Aus diesen Erfahrungen entsteht ein emotionales Gesamtwerk, das persönliche Geschichten erzählt, ohne sich in Pathos zu verlieren.
Preserved Memories of Gratitude & Tragedy ist kein gewöhnliches Akustikalbum und auch keine klassische Metal-Platte. Es bewegt sich zwischen beiden Welten und erschafft seinen eigenen Klangkosmos.
Statt auf technische Effekthascherei setzt das Album auf Atmosphäre, Komposition und Emotion – und beweist, dass selbst die Härte des Metal nicht zwingend aus verzerrten Gitarren entstehen muss, sondern vor allem aus starken Melodien und ehrlichem Ausdruck.
STATISTIK: EIN BLICK AUF DIE ZAHLEN
Wenn ich auf die vergangenen Monate zurückblicke, erfüllt mich vor allem eines mit Dankbarkeit. Immer mehr Menschen haben den Weg auf meine Website gefunden, sich Zeit für meine Musik genommen und sich mit dem beschäftigt, was ich erschaffe. Das bedeutet mir weit mehr als jede Statistik.
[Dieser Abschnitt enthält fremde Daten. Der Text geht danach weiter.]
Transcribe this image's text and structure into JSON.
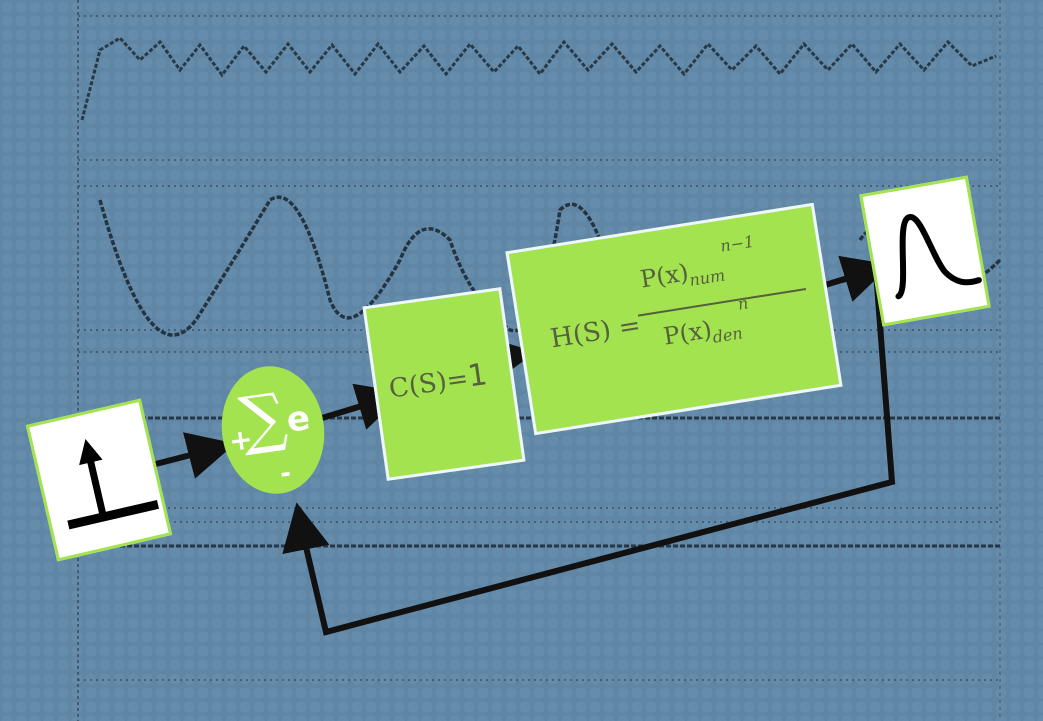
{
  "summing_junction": {
    "sigma": "∑",
    "plus": "+",
    "minus": "-",
    "error": "e"
  },
  "controller": {
    "label_lhs": "C(S)=",
    "label_rhs": "1"
  },
  "plant": {
    "lhs": "H(S) =",
    "num_base": "P(x)",
    "num_sub": "num",
    "num_sup": "n−1",
    "den_base": "P(x)",
    "den_sub": "den",
    "den_sup": "n"
  },
  "colors": {
    "background": "#5f86a4",
    "block_fill": "#a3e34f",
    "block_border": "#eef6ff",
    "signal_line": "#111111",
    "text_dark": "#55603f"
  },
  "icons": {
    "input": "step-input-icon",
    "output": "impulse-response-icon"
  }
}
Ich habe nie Musik gemacht, um möglichst schnell Aufmerksamkeit zu bekommen. Mein Ziel war und ist es, ehrliche Songs zu schreiben, die etwas auslösen – Musik, die Menschen begleitet, berührt oder zum Nachdenken anregt. Ich glaube daran, dass echte Verbindungen nicht über Nacht entstehen. Sie wachsen mit jedem Lied, jedem Hörer und jedem einzelnen Moment,
in dem jemand beschließt, wiederzukommen.
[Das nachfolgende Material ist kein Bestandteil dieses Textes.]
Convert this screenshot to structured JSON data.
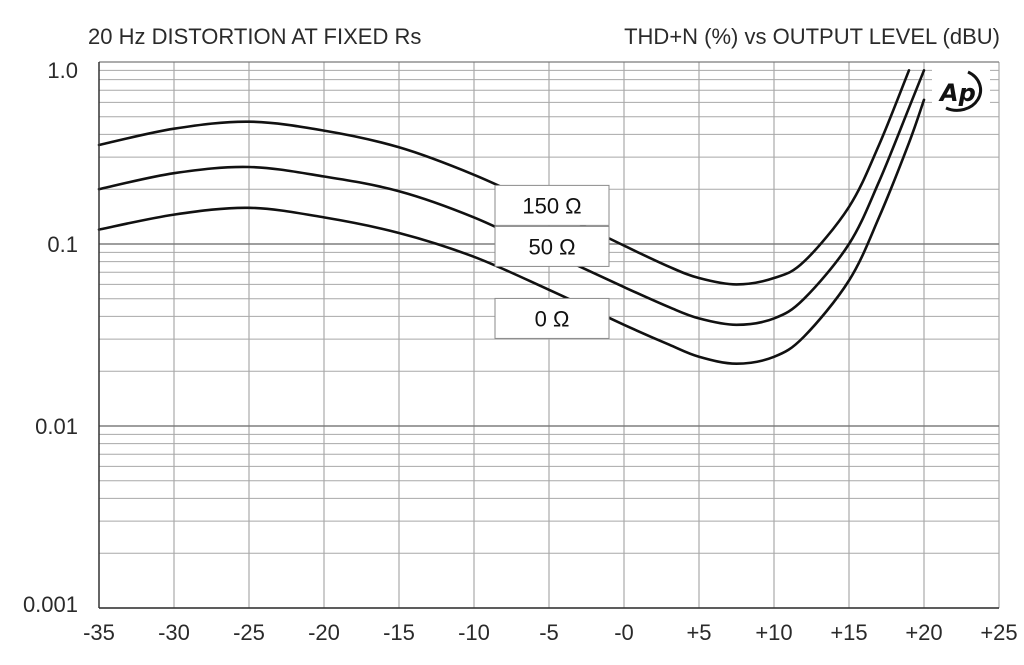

Deshalb sehe ich diese Entwicklung nicht als Ziel, sondern als Bestätigung, dass Ausdauer und Beständigkeit ihren Wert haben. Jeder kleine Fortschritt motiviert mich, weiter an meiner Musik zu arbeiten, neue Ideen umzusetzen und meinen eigenen Weg konsequent weiterzugehen – unabhängig von Trends oder kurzfristigen Erwartungen.
Mein Dank gilt allen, die meine Musik hören, meine Website besuchen. Eure Zeit ist das Wertvollste, was ihr schenken könnt, und ich weiß das sehr zu schätzen.
Ich freue mich auf alles, was noch vor mir liegt – neue Musik, neue Geschichten und viele weitere Menschen, die ich mit meinen Songs hoffentlich erreichen darf. Danke!